When all his outlaw antics lead him behind bars, his reflections take him back to his mama and the good ‘ol days.

And I said ‘Precious memories’, take me back to the good ol’ days’
Let me hear my men and sing, ‘Rock of Ages, Cleft for Me’
She tried to turn me on to Jesus, but I turned on to the devil’s ways
And I turned out to be the only hell my mama ever raised

When they put them handcuffs on me, Lord how I fought to resist
But agent clamped ’em tighter, ’til that metal bit into my wrist
They took my belt and my billfold, my fingerprints, and the profile of my face
And then they locked away the only hell my mama ever ever raised

And I’d sing ‘Precious memories’, take me back to the good ol’ days’
Let me hear mama singing, ‘Rock of Ages, Cleft for Me’
She tried to turn me on to Jesus, but I turned on to the devil’s ways

Later Years

The song mirrored Paycheck’s outlaw-driven life. In the 1950s, Paycheck was sentenced to two years in prison for assaulting a naval officer. His career began to decline by the 1980s due to drug and alcohol abuse, and other legal issues, and in 1985, Paycheck was convicted and sentenced to seven years in jail for shooting a man at the North High Lounge in Hillsboro, Ohio, which he claimed was self defense.

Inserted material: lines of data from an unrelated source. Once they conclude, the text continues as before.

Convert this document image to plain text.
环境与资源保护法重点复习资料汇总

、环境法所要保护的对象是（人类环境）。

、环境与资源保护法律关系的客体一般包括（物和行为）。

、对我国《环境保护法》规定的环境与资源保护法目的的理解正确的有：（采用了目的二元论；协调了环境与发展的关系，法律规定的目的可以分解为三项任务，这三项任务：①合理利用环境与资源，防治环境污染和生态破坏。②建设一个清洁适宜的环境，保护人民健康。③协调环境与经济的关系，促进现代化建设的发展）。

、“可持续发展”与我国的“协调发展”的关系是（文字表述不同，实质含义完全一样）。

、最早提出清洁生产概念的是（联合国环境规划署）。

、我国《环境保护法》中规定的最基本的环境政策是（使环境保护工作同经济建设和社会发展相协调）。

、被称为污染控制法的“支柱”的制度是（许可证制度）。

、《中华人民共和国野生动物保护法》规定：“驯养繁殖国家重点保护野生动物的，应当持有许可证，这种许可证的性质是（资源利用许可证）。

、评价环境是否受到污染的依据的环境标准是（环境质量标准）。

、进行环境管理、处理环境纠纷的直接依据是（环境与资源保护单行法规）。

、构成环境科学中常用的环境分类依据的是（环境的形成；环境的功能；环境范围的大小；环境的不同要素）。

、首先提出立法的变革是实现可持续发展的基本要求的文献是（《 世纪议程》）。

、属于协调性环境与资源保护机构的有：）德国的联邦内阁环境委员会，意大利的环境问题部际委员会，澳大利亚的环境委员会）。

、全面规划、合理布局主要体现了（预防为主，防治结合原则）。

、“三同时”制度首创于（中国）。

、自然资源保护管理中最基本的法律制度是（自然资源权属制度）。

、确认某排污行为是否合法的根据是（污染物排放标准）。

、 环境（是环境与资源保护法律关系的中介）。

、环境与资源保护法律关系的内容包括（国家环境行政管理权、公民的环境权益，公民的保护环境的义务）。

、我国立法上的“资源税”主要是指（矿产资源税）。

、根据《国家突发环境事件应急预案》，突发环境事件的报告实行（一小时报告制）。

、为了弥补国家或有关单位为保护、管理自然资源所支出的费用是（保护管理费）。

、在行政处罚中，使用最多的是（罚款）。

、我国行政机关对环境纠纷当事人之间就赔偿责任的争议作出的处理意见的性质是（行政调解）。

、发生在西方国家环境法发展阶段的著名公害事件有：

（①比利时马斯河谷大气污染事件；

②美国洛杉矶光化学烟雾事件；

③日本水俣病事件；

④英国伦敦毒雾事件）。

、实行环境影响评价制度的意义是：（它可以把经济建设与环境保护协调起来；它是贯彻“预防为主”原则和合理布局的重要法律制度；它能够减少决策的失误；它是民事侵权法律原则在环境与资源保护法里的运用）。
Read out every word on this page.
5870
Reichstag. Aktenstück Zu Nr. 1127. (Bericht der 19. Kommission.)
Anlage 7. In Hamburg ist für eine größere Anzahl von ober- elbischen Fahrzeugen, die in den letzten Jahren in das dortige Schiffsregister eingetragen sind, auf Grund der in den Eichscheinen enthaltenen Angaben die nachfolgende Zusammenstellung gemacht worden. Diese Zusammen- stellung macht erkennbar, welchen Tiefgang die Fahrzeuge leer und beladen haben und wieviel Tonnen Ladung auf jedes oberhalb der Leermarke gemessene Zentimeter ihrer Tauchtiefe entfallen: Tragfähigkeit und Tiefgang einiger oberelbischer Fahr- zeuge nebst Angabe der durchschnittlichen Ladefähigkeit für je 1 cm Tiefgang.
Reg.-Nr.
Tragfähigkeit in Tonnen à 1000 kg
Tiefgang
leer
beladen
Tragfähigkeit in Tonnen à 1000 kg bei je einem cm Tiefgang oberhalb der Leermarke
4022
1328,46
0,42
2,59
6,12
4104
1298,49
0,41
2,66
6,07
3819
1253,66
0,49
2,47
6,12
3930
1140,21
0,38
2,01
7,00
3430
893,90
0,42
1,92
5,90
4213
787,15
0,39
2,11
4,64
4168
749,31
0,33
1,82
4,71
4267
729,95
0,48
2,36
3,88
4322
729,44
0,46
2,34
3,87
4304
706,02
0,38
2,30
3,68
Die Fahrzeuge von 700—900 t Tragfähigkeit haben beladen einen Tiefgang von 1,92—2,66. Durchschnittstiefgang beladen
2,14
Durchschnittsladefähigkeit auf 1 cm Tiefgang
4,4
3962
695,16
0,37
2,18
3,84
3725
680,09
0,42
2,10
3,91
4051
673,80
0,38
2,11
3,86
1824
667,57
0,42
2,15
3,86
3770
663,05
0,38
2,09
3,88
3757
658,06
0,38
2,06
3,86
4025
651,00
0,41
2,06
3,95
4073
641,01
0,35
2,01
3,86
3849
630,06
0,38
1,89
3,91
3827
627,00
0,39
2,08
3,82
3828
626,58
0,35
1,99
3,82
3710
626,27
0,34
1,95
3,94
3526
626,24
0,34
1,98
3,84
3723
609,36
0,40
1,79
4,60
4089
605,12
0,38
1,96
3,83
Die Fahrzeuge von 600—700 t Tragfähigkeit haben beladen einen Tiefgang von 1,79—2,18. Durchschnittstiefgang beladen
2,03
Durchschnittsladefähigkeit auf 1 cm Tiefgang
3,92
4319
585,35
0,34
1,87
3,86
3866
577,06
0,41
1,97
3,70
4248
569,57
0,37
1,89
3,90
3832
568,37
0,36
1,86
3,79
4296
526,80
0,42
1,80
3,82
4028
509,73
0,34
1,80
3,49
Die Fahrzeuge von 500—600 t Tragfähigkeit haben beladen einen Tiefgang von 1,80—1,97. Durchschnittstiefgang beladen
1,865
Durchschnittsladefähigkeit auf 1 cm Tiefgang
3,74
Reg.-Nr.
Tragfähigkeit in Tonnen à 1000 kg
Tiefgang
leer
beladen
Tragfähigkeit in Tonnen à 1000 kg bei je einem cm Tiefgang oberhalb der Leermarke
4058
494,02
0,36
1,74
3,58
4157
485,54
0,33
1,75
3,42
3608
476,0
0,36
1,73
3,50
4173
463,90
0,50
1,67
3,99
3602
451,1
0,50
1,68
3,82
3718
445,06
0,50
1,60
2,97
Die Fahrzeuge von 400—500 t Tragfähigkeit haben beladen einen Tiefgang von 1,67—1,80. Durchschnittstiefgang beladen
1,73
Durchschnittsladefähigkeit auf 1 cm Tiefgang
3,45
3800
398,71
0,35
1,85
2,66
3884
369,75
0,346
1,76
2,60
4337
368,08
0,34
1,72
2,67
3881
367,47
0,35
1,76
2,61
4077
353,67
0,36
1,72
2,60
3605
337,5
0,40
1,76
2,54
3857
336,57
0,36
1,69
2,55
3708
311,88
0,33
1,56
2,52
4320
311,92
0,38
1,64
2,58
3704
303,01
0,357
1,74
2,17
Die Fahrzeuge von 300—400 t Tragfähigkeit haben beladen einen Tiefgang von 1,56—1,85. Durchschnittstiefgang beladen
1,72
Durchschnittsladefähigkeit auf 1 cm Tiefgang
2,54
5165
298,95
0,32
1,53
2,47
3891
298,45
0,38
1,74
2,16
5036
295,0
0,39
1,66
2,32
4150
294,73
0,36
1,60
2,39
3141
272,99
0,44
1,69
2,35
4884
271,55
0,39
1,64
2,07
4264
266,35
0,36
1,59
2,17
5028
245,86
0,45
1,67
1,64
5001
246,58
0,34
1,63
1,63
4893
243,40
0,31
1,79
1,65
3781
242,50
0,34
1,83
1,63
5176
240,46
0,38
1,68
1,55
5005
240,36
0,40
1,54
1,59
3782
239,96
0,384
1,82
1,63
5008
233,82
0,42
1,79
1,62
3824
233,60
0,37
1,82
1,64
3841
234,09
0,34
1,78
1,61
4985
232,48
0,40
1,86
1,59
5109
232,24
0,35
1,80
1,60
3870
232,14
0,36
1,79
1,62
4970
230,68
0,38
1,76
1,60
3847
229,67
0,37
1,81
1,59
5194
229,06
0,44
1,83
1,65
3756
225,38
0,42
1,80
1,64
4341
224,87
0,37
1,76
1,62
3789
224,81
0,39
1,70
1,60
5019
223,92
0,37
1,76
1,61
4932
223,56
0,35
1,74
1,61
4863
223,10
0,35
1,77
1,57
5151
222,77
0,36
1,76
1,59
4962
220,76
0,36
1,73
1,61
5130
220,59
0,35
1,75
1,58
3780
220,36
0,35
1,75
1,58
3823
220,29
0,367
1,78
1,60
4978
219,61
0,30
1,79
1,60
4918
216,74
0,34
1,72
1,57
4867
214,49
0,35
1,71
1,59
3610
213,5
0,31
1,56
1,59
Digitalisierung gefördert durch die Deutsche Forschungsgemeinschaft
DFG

“I heard from fans constantly throughout the entire two years,” said Paycheck of his time in prison. “The letters never stopped, from throughout the world. I looked forward to mail call every day.”

After being pardoned and released from prison in 1991, Paycheck turned his life around, becoming a born-again Christian and remaining sober during the final years of his life.

“Right is Right and Wrong is Wrong”

Paycheck became a member of the Grand Ole Opry in 1997 and died on February 19, 2003 at 64 after a lengthy illness. He was buried in Woodlawn Memorial Park in Nashville, Tennessee in a plot that was reportedly paid for by George Jones.

“I’m the Only Hell (Mama Ever Raised),” which went to No. 8 on Country chart continued to resonate long after its release with fellow outlaws like Waylon Jennings and Willie Nelson also sharing their renditions.

“I’m a man who believes that right is right and wrong is wrong,” Paycheck said in a 1988 interview. “Treat me right, and I will give you my all. Treat me wrong, and I will give you nothing. They don’t like me for that, but that’s the way I am.”